Hereditary angioedema, the drug that affects RNA

Hereditary angioedema, the drug that affects RNA


A rare and dangerous genetic disease, which affects from childhood or early adolescence. We are talking about hereditary angioedema, in which edema suddenly appears on the skin and in internal organs – such as the stomach and intestines, esophagus -, in the face and throat, and which can even lead to death. This is why it is important to develop new drugs capable of counteracting it. On this front, good results come from ongoing studies on donidalorsen, an innovative experimental drug.

The new results

As reported by the companies Otsuka Pharmaceutical Italy and Ionis, the drug achieved the objective of statistically significantly reducing the rate of angioedema attacks in patients treated with donidalorsen (administered by subcutaneous injection every 4 or 8 weeks) compared to placebo. The phase 3 OASIS-HAE study also showed a favorable safety and tolerability profile, and no serious adverse events occurred in patients treated with donidalorsen. Also ongoing is the OASIS-Plus study, which includes the open-label extension of the Phase 3 study, and a separate cohort of patients who switched to donidalorsen from other therapies for attack prophylaxis (switching cohort). The results of both studies are expected to be presented in detail around the middle of the year.

What is donidalorsen

Donidalorsen is an experimental drug whose target is RNA, designed as a prophylactic (i.e. preventative) therapy to precisely target and silence the production of the protein prekallikrein (PKK), which plays an important role in the activation of inflammatory mediators associated with acute attacks. In this way, the drug is able to interrupt the path that leads to the sudden formation of edema. Donidalorsen has received orphan drug designation in the United States, while such evaluation is ongoing in the European Union.

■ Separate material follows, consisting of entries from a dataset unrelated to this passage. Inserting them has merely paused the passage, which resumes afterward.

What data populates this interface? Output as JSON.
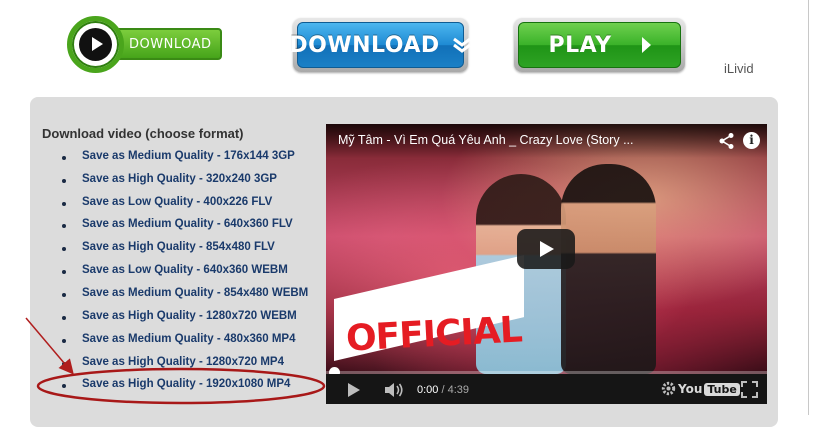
{
  "buttons": {
    "green_download_label": "DOWNLOAD",
    "blue_download_label": "DOWNLOAD",
    "play_label": "PLAY"
  },
  "brand_text": "iLivid",
  "download_section": {
    "title": "Download video (choose format)",
    "formats": [
      "Save as Medium Quality - 176x144 3GP",
      "Save as High Quality - 320x240 3GP",
      "Save as Low Quality - 400x226 FLV",
      "Save as Medium Quality - 640x360 FLV",
      "Save as High Quality - 854x480 FLV",
      "Save as Low Quality - 640x360 WEBM",
      "Save as Medium Quality - 854x480 WEBM",
      "Save as High Quality - 1280x720 WEBM",
      "Save as Medium Quality - 480x360 MP4",
      "Save as High Quality - 1280x720 MP4",
      "Save as High Quality - 1920x1080 MP4"
    ],
    "highlighted_format_index": 10
  },
  "video": {
    "title": "Mỹ Tâm - Vì Em Quá Yêu Anh _ Crazy Love (Story ...",
    "overlay_text": "OFFICIAL",
    "current_time": "0:00",
    "separator": " / ",
    "duration": "4:39",
    "youtube_you": "You",
    "youtube_tube": "Tube",
    "progress_fraction": 0.0
  },
  "icons": {
    "share": "share-icon",
    "info": "info-icon",
    "info_glyph": "i",
    "play": "play-icon",
    "volume": "volume-icon",
    "settings": "gear-icon",
    "fullscreen": "fullscreen-icon",
    "download_arrow": "chevron-down-icon"
  },
  "colors": {
    "annotation_red": "#b01e1e",
    "link_blue": "#1a3a6b",
    "panel_gray": "#dcdcdc"
  }
}
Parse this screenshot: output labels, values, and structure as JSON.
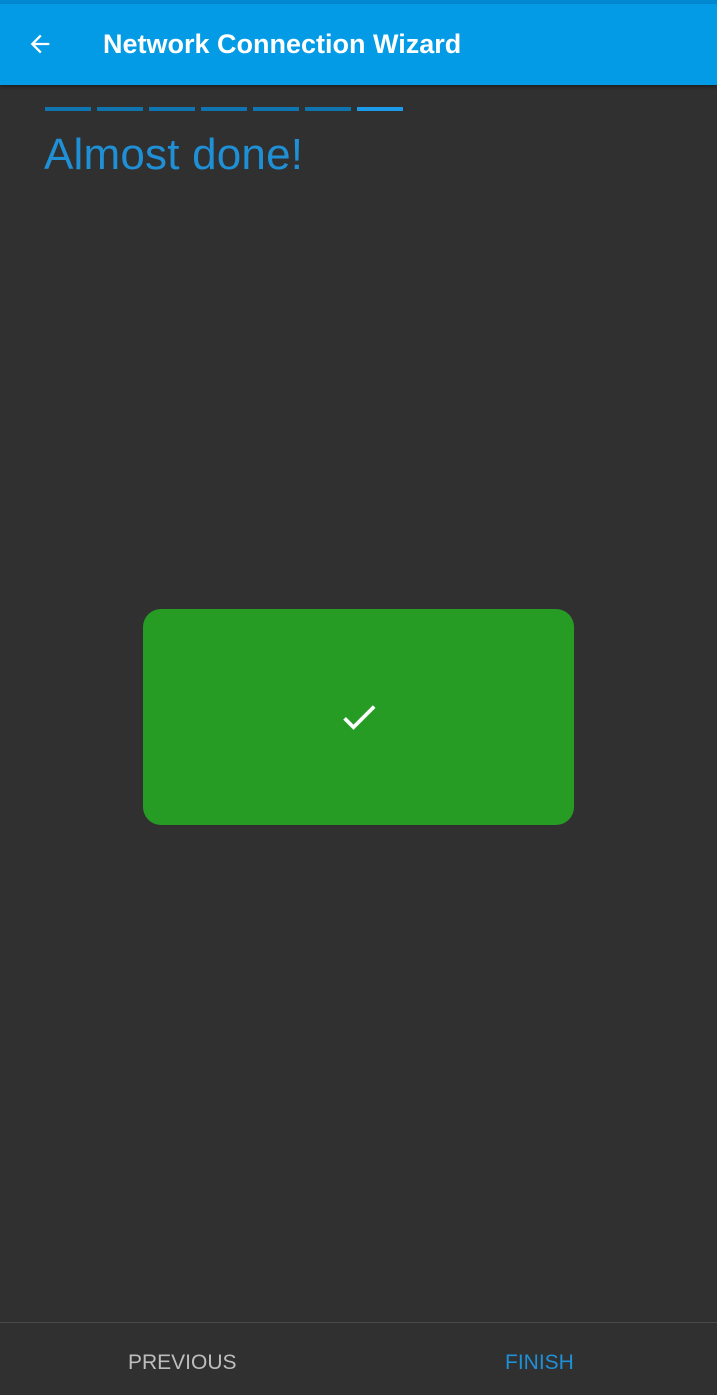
{
  "app_bar": {
    "title": "Network Connection Wizard",
    "back_icon": "arrow-left-icon",
    "color": "#039BE5"
  },
  "wizard": {
    "step_count": 7,
    "current_step": 7,
    "title": "Almost done!"
  },
  "success": {
    "icon": "checkmark-icon",
    "color": "#269C25"
  },
  "footer": {
    "previous_label": "PREVIOUS",
    "finish_label": "FINISH"
  },
  "colors": {
    "accent": "#1F8FD6",
    "background": "#303030"
  }
}
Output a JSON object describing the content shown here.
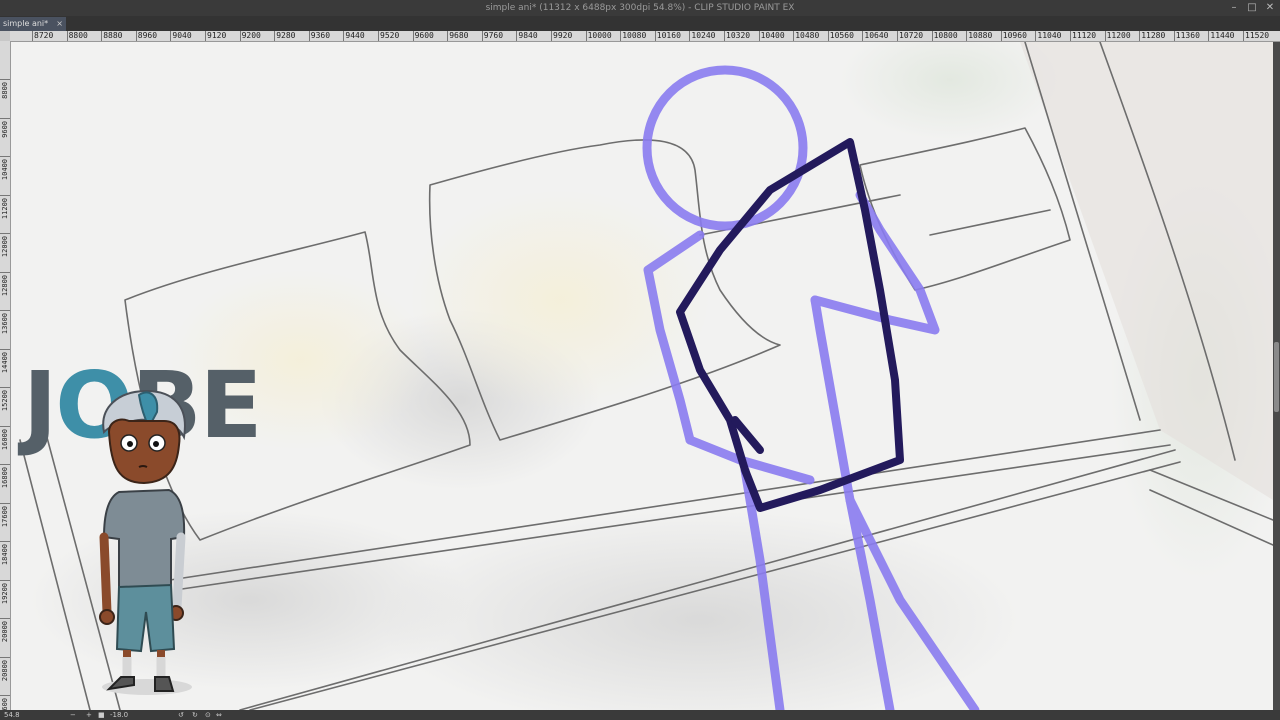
{
  "window": {
    "title": "simple ani* (11312 x 6488px 300dpi 54.8%)  - CLIP STUDIO PAINT EX",
    "minimize": "–",
    "maximize": "□",
    "close": "✕"
  },
  "tabs": [
    {
      "label": "simple ani*",
      "close": "×"
    }
  ],
  "ruler_h": [
    "8720",
    "8800",
    "8880",
    "8960",
    "9040",
    "9120",
    "9200",
    "9280",
    "9360",
    "9440",
    "9520",
    "9600",
    "9680",
    "9760",
    "9840",
    "9920",
    "10000",
    "10080",
    "10160",
    "10240",
    "10320",
    "10400",
    "10480",
    "10560",
    "10640",
    "10720",
    "10800",
    "10880",
    "10960",
    "11040",
    "11120",
    "11200",
    "11280",
    "11360",
    "11440",
    "11520"
  ],
  "ruler_v": [
    "8800",
    "9600",
    "10400",
    "11200",
    "12000",
    "12800",
    "13600",
    "14400",
    "15200",
    "16000",
    "16800",
    "17600",
    "18400",
    "19200",
    "20000",
    "20800",
    "21600"
  ],
  "logo": {
    "first": "J",
    "accent": "O",
    "rest": "BE"
  },
  "status": {
    "zoom": "54.8",
    "angle": "-18.0"
  },
  "colors": {
    "sketch_light": "#8a7cf0",
    "sketch_dark": "#231a5c",
    "logo_gray": "#556068",
    "logo_accent": "#3e8fa8"
  }
}
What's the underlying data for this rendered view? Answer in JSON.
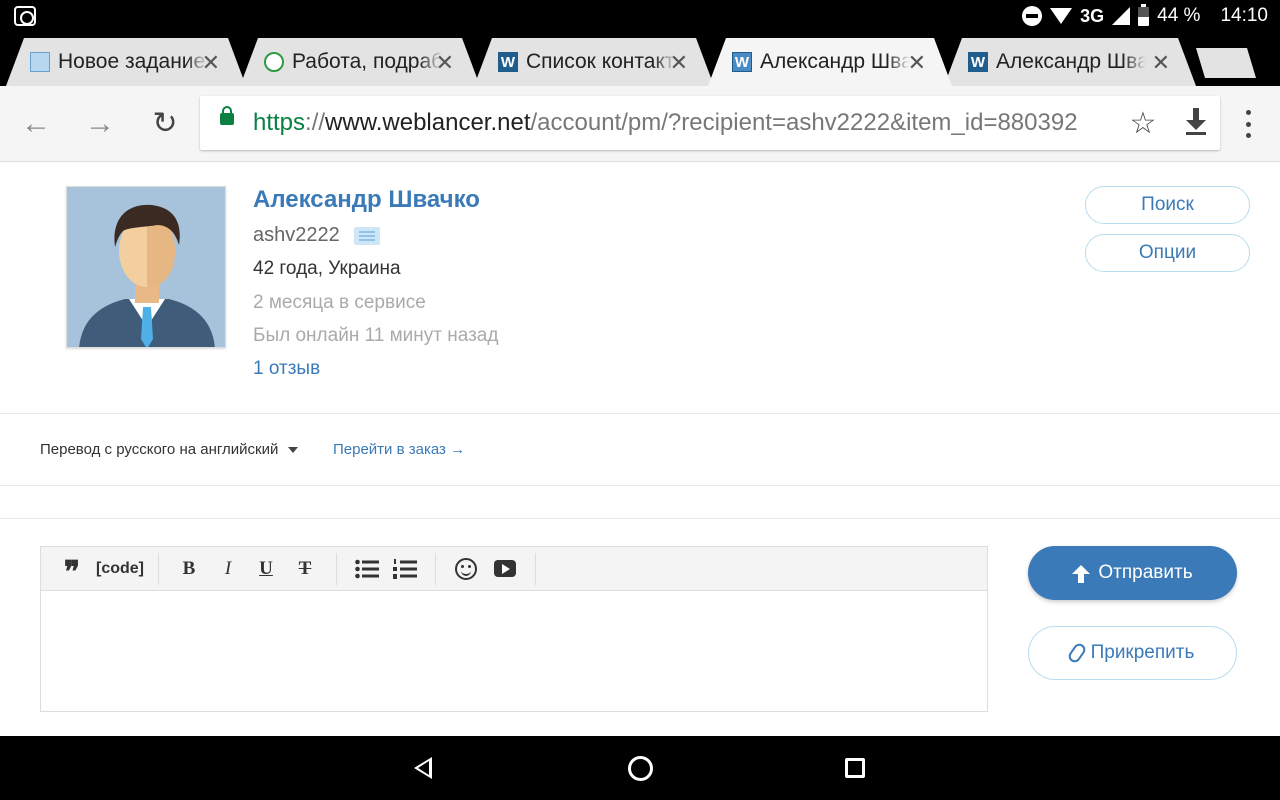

The approval process in the USA and Europe

Otsuka holds the exclusive rights for the marketing of donidalorsen in Europe, and is preparing the documents to request authorization from the European Agency (EMA), while Ionis, which is conducting the studies, is preparing the request for New Drug Application to US Food and Drug Administration (FDA). “Despite the availability of other prophylactic treatments, a substantial number of patients with hereditary angioedema continue to experience unpredictable, painful and severe attacks,” says Andy Hodge, CEO, Otsuka Pharmaceutical Europe. “We believe that donidalorsen, if approved, could address this unmet medical need and provide a potential new therapeutic option for these patients.”